Dark Magic Page 0,126
never spoke of it, even to me. I think we both wanted it to be nothing more than a nightmare."
"The city kids were drinking." Gregori picked the information out of his head.
Beau nodded. "We found empty bottles floating in the water, on the bank. Then we heard them screaming. Not just any kind of screaming, but the kind that stays with you forever. It wakes you up at night in a cold sweat. My father stayed drunk for a month afterward trying to forget those screams. I know it didn't work." He wiped his mouth again. "It's never worked for me."
I don't want to hear this, Gregori. It hurts him too much to remember, Savannah protested, her fingers curling in Gregori's shirt.
Gregori stroked a caressing hand down her hair.
I will ease his pain later. It is interesting; in his mind I sense Julian's presence, as if he, also, soothed this man. Why would the alligator killing humans so upset his father? Why would the terror of it linger in him for so many years? In this place there have been many deaths, few of them pleasant. Perhaps it is necessary that we hear this tale.

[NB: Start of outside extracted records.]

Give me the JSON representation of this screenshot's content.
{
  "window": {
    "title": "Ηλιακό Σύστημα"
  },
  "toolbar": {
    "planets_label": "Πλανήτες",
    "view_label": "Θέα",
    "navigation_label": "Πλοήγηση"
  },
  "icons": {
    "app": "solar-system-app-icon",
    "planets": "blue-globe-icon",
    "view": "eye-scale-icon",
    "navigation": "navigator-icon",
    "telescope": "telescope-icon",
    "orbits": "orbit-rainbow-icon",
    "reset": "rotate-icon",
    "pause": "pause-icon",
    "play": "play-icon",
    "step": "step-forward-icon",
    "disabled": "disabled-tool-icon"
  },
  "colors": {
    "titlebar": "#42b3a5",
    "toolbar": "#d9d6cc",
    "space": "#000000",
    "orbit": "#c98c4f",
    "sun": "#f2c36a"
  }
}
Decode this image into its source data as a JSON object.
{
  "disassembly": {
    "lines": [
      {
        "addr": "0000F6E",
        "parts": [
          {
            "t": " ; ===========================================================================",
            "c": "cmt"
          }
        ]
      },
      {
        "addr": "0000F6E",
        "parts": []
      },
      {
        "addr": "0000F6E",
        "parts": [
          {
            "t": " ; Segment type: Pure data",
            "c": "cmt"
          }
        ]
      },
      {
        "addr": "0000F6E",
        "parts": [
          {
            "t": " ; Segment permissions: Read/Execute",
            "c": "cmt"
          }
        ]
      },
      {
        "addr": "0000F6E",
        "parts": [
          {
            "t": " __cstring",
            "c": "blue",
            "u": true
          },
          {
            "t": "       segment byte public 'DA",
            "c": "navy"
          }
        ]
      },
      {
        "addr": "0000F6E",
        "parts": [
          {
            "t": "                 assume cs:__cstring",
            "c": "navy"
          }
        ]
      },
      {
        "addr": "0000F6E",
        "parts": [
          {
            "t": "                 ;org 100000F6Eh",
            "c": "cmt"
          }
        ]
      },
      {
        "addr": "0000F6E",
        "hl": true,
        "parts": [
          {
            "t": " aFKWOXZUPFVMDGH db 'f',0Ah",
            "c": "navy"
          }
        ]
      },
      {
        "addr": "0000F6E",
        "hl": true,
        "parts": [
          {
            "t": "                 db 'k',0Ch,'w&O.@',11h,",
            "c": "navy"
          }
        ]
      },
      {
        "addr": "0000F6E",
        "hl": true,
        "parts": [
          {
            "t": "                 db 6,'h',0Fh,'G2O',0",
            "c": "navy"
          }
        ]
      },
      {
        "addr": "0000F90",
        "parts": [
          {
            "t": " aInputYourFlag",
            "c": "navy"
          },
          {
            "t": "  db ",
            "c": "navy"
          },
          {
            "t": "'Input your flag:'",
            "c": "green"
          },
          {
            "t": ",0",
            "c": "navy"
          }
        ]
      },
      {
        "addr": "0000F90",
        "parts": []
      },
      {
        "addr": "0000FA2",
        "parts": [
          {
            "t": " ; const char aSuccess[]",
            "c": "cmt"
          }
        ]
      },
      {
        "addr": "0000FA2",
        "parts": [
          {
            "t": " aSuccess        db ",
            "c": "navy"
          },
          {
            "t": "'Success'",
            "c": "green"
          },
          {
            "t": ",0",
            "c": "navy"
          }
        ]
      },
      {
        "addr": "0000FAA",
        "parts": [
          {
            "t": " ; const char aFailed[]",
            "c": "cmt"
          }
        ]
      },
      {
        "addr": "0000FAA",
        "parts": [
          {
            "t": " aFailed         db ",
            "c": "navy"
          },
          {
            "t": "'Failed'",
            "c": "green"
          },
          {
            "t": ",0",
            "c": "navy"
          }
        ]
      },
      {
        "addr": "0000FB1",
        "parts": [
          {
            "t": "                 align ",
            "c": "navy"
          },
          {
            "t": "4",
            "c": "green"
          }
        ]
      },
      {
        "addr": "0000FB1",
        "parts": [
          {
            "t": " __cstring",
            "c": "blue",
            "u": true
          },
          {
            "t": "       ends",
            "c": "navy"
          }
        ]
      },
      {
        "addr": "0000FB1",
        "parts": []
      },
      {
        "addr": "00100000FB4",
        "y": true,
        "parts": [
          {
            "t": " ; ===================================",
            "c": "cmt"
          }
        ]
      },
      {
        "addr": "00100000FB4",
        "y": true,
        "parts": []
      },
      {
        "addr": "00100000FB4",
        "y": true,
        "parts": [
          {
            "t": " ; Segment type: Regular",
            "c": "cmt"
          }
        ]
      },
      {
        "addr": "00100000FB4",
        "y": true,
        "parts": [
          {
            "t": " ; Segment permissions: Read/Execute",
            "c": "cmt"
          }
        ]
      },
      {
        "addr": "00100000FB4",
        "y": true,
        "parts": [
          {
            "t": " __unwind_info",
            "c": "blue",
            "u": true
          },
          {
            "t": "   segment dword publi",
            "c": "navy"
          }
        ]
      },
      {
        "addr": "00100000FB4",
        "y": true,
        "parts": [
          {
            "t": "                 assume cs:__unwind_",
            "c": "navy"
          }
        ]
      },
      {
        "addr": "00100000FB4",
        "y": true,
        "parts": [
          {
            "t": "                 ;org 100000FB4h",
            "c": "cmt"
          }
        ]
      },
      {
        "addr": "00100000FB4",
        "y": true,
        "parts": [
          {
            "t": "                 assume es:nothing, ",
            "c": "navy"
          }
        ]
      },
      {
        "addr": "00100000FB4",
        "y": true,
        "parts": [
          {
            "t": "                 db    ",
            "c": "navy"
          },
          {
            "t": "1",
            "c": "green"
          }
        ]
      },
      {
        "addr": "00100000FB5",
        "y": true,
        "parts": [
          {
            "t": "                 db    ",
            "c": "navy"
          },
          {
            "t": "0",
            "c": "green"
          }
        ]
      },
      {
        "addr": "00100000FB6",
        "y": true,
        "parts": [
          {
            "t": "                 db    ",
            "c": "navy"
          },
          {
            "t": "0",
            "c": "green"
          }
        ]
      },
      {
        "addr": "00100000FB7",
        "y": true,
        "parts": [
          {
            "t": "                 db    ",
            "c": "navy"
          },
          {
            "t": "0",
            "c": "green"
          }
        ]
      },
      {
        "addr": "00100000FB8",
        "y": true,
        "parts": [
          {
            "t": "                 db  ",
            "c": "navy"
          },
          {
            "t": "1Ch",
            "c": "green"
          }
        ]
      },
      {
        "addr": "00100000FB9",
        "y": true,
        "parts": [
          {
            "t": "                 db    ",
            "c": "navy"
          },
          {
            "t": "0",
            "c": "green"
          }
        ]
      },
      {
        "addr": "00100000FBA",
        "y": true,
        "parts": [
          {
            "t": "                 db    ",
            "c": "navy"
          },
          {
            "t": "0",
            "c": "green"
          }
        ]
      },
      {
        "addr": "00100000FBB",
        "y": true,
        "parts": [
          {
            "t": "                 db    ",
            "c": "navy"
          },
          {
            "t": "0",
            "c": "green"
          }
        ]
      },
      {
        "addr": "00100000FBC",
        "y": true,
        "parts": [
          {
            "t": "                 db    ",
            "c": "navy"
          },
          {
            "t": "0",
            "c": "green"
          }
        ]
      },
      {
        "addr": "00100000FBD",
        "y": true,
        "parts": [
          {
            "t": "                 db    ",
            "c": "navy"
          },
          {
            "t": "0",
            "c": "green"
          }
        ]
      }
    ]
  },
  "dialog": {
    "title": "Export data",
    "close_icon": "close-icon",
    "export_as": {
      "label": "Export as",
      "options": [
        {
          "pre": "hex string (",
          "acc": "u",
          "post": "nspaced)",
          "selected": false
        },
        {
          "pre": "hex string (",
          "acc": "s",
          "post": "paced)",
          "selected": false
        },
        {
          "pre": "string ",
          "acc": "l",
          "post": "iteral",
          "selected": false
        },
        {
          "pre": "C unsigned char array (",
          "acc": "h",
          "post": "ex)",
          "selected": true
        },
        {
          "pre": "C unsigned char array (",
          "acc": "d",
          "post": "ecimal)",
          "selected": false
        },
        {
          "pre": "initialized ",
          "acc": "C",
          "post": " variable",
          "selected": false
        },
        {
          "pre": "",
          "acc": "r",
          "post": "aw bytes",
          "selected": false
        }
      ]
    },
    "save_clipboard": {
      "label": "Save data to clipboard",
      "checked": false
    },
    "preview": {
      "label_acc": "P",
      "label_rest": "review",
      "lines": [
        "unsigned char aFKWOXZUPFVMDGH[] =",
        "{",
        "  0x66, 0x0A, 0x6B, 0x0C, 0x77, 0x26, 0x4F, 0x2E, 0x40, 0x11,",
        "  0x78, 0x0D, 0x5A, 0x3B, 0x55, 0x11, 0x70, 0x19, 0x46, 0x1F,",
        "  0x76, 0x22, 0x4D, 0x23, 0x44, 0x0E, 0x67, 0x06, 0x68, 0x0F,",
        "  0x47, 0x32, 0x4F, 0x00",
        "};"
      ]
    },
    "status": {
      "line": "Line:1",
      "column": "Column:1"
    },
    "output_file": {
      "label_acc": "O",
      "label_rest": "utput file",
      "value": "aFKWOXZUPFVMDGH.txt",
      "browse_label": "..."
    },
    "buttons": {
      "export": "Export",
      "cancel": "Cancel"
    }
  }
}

"We were covered in insects, like a blanket, crawling on us. And it was almost impossible to breathe." Beau touched his throat, remembering the feeling of suffocating. "Still, we couldn't leave them. We kept pushing through the reeds and roots. For us, the going was very difficult even though we had a much smaller boat. The water was black and murky near the bank. It formed a pool there, and the water was stagnant. The stench was unbelievable, like a slaughterhouse of dead carcasses left to decay in the sun. My father wanted to leave me in the boat at the mouth of the pool, said he would go on foot, but I knew if I let him, he would die."

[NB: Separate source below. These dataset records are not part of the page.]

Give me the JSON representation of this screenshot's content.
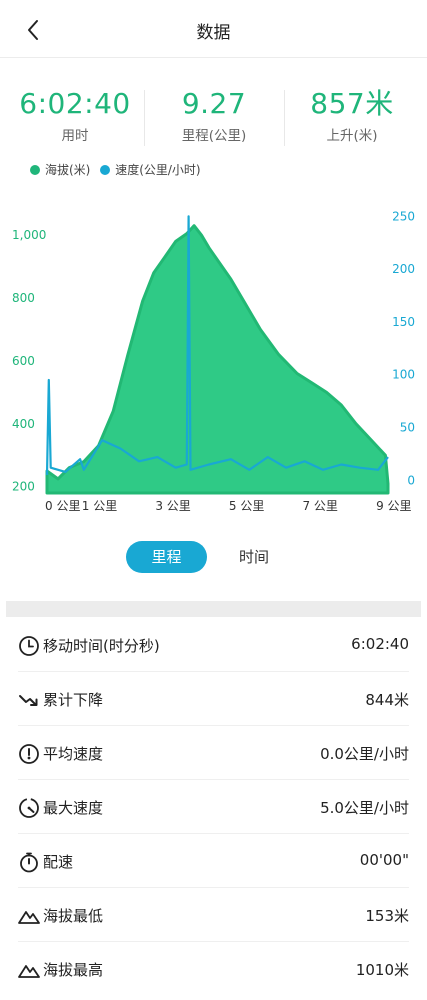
{
  "header": {
    "title": "数据"
  },
  "stats": [
    {
      "value": "6:02:40",
      "label": "用时"
    },
    {
      "value": "9.27",
      "label": "里程(公里)"
    },
    {
      "value": "857米",
      "label": "上升(米)"
    }
  ],
  "colors": {
    "accent_green": "#1fb57a",
    "area_green": "#2fca86",
    "speed_blue": "#19a8d3"
  },
  "chart_data": {
    "type": "area",
    "series": [
      {
        "name": "海拔(米)",
        "axis": "left",
        "color": "#2fca86",
        "x": [
          0,
          0.3,
          0.6,
          1.0,
          1.4,
          1.8,
          2.2,
          2.6,
          2.9,
          3.2,
          3.5,
          3.8,
          4.0,
          4.2,
          4.4,
          4.7,
          5.0,
          5.4,
          5.8,
          6.3,
          6.8,
          7.2,
          7.6,
          8.0,
          8.4,
          8.8,
          9.2,
          9.27
        ],
        "values": [
          250,
          225,
          260,
          280,
          330,
          440,
          620,
          790,
          880,
          930,
          980,
          1005,
          1030,
          1000,
          960,
          910,
          860,
          780,
          700,
          620,
          560,
          530,
          500,
          460,
          400,
          350,
          300,
          210
        ]
      },
      {
        "name": "速度(公里/小时)",
        "axis": "right",
        "color": "#19a8d3",
        "x": [
          0,
          0.05,
          0.1,
          0.5,
          0.9,
          1.0,
          1.5,
          2.0,
          2.5,
          3.0,
          3.5,
          3.8,
          3.85,
          3.9,
          4.4,
          5.0,
          5.5,
          6.0,
          6.5,
          7.0,
          7.5,
          8.0,
          8.5,
          9.0,
          9.27
        ],
        "values": [
          5,
          95,
          12,
          8,
          20,
          10,
          38,
          30,
          18,
          22,
          12,
          15,
          250,
          10,
          15,
          20,
          10,
          22,
          12,
          18,
          10,
          15,
          12,
          10,
          22
        ]
      }
    ],
    "y_left": {
      "ticks": [
        "200",
        "400",
        "600",
        "800",
        "1,000"
      ],
      "ylim": [
        180,
        1080
      ]
    },
    "y_right": {
      "ticks": [
        "0",
        "50",
        "100",
        "150",
        "200",
        "250"
      ],
      "ylim": [
        -12,
        256
      ]
    },
    "x_axis": {
      "ticks": [
        "0 公里",
        "1 公里",
        "3 公里",
        "5 公里",
        "7 公里",
        "9 公里"
      ],
      "tick_values": [
        0,
        1,
        3,
        5,
        7,
        9
      ],
      "xlim": [
        0,
        9.27
      ]
    },
    "legend": {
      "position": "top-left",
      "items": [
        "海拔(米)",
        "速度(公里/小时)"
      ]
    },
    "grid": false
  },
  "toggle": {
    "active": "里程",
    "inactive": "时间"
  },
  "details": [
    {
      "icon": "clock-icon",
      "label": "移动时间(时分秒)",
      "value": "6:02:40"
    },
    {
      "icon": "trend-down-icon",
      "label": "累计下降",
      "value": "844米"
    },
    {
      "icon": "speedometer-icon",
      "label": "平均速度",
      "value": "0.0公里/小时"
    },
    {
      "icon": "max-speed-icon",
      "label": "最大速度",
      "value": "5.0公里/小时"
    },
    {
      "icon": "stopwatch-icon",
      "label": "配速",
      "value": "00'00\""
    },
    {
      "icon": "mountain-icon",
      "label": "海拔最低",
      "value": "153米"
    },
    {
      "icon": "mountain-icon",
      "label": "海拔最高",
      "value": "1010米"
    }
  ]
}
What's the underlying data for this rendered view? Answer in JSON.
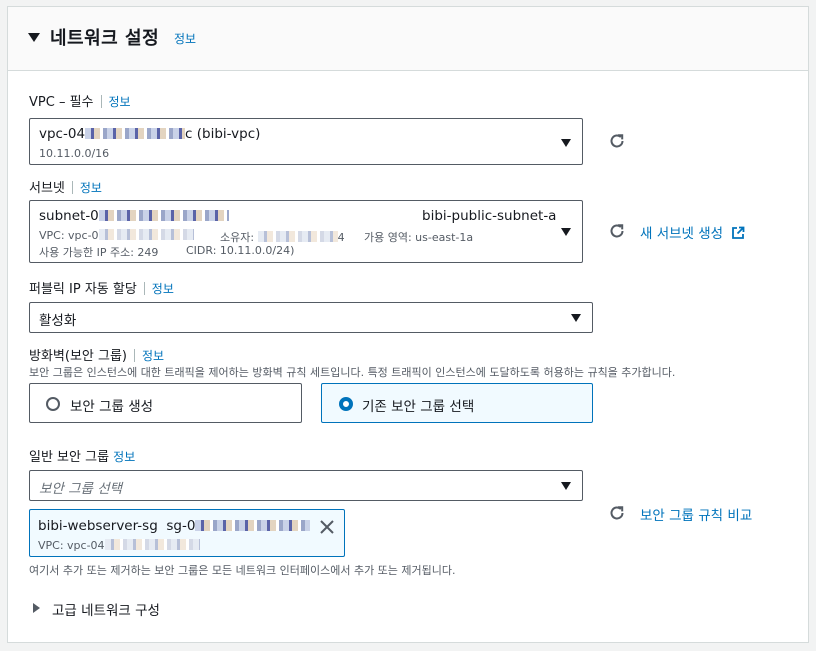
{
  "section": {
    "title": "네트워크 설정",
    "info": "정보"
  },
  "vpc": {
    "label": "VPC – 필수",
    "info": "정보",
    "value_prefix": "vpc-04",
    "value_suffix": "c (bibi-vpc)",
    "cidr": "10.11.0.0/16"
  },
  "subnet": {
    "label": "서브넷",
    "info": "정보",
    "value_prefix": "subnet-0",
    "name": "bibi-public-subnet-a",
    "vpc_prefix": "VPC: vpc-0",
    "owner_label": "소유자:",
    "owner_suffix": "4",
    "az": "가용 영역: us-east-1a",
    "available_ip": "사용 가능한 IP 주소: 249",
    "cidr": "CIDR: 10.11.0.0/24)",
    "create_link": "새 서브넷 생성"
  },
  "public_ip": {
    "label": "퍼블릭 IP 자동 할당",
    "info": "정보",
    "value": "활성화"
  },
  "firewall": {
    "label": "방화벽(보안 그룹)",
    "info": "정보",
    "description": "보안 그룹은 인스턴스에 대한 트래픽을 제어하는 방화벽 규칙 세트입니다. 특정 트래픽이 인스턴스에 도달하도록 허용하는 규칙을 추가합니다.",
    "options": [
      {
        "label": "보안 그룹 생성",
        "selected": false
      },
      {
        "label": "기존 보안 그룹 선택",
        "selected": true
      }
    ]
  },
  "security_groups": {
    "label": "일반 보안 그룹",
    "info": "정보",
    "placeholder": "보안 그룹 선택",
    "compare_link": "보안 그룹 규칙 비교",
    "token": {
      "name": "bibi-webserver-sg",
      "id_prefix": "sg-0",
      "vpc_prefix": "VPC: vpc-04"
    },
    "help": "여기서 추가 또는 제거하는 보안 그룹은 모든 네트워크 인터페이스에서 추가 또는 제거됩니다."
  },
  "advanced": {
    "label": "고급 네트워크 구성"
  },
  "colors": {
    "link": "#0073bb",
    "border": "#545b64",
    "selected_bg": "#f1faff"
  },
  "icons": [
    "caret-down-icon",
    "dropdown-arrow-icon",
    "refresh-icon",
    "external-link-icon",
    "close-icon",
    "caret-right-icon"
  ]
}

"Oh, Beau," Savannah breathed sympathetically. She was almost as distressed as the captain. Automatically Gregori soothed and comforted her, providing a stronger, insulating cushion for her. She was like a sponge, soaking up the terrible trauma.
"I guess we both accepted that we probably wouldn't make it out of there," Beau continued. He skillfully guided the boat around a snag. "But we went in. It was black. Not just like night, but black. My father lit the lamp, and then we could see them. The boat was splintered, huge chunks out of it, as if something enormous had attacked it. It was sinking, nearly under water. One boy was clinging to it, but blood was spraying into the sky. We couldn't get to him. Something came up out of the water, something prehistoric. Its eyes were evil, and its mouth was gaping open. It was no ordinary alligator, and it was enjoying itself, playing with those dying kids."

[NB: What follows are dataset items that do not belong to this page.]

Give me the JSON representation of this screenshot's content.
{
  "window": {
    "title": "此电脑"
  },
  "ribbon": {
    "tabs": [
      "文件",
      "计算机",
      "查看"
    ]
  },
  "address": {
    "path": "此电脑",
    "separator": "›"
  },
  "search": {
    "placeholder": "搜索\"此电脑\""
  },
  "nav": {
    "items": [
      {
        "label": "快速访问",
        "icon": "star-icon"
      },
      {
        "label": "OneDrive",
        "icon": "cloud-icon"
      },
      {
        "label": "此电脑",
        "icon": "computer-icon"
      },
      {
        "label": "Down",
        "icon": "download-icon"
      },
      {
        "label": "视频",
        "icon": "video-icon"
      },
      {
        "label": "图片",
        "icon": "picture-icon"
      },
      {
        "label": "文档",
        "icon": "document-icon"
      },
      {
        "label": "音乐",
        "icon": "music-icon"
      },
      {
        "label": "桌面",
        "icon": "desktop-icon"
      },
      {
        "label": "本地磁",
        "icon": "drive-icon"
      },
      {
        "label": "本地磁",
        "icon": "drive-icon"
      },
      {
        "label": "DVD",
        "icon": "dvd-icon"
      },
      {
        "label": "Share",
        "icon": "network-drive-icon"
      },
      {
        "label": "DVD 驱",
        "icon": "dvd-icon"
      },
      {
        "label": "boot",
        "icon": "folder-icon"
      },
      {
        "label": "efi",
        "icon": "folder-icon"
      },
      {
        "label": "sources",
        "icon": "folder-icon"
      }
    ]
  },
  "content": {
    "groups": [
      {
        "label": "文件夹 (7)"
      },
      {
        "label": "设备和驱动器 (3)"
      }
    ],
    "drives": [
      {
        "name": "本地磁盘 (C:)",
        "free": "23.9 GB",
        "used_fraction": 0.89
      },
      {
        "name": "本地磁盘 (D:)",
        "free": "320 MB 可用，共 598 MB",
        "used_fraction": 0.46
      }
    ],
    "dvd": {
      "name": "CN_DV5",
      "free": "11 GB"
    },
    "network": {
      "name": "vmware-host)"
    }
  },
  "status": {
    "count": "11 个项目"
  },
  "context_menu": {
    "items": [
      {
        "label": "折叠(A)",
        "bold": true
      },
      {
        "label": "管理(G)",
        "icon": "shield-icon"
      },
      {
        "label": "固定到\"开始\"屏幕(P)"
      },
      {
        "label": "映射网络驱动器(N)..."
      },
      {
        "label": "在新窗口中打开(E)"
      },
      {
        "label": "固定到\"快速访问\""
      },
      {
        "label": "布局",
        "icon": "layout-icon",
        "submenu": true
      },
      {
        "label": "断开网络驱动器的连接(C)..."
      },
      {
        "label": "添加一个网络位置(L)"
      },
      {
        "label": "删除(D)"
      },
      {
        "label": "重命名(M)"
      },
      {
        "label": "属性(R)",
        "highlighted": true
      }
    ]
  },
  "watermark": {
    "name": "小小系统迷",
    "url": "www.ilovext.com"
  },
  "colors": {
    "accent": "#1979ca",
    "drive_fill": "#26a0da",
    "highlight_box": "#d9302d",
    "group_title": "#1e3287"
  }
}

Beau shoved a hand through his hair in agitation, looking out across the familiar water. Gregori stirred, drawing the captain's attention. Those peculiar silver eyes caught his gaze and held it. Instantly Beau felt calm, centered, protected, disconnected. The tale he was relating became just that, a story that had happened to someone else.
Gregori felt the strange shifting in the captain's mind, like a hazy veil that produced a programmed reaction. He focused and followed the trail, the pattern of evil he was so familiar with. He recognized Julian's healing touch, the safeguards he had set for the mortal to prevent the tainted shadow from spreading. Beau La Rue had been touched by a vampire. He had escaped, but not unscathed.
Savannah's soft little gasp in his mind betrayed her presence. He found himself smiling that she could slip in and out of him, so much a part of him that he could no longer tell where he started and she left off. She had access to his memories and his knowledge. The more time she spent in his mind, the better she was at acquiring the lessons centuries had taught him.
More than you know.
Savannah sounded smug.
Beau was much more relaxed, not the happy captain of earlier, but his tension had definitely eased. "There was nothing we could do for any of them. We had entered the monster's playground, and he was in the mood to play. He didn't try to drown any of them right away, or kill them outright. He tossed them into the air and ripped parts of them away. Pieces of bodies were floating in the water. A girl's head bobbed up and down near the bank.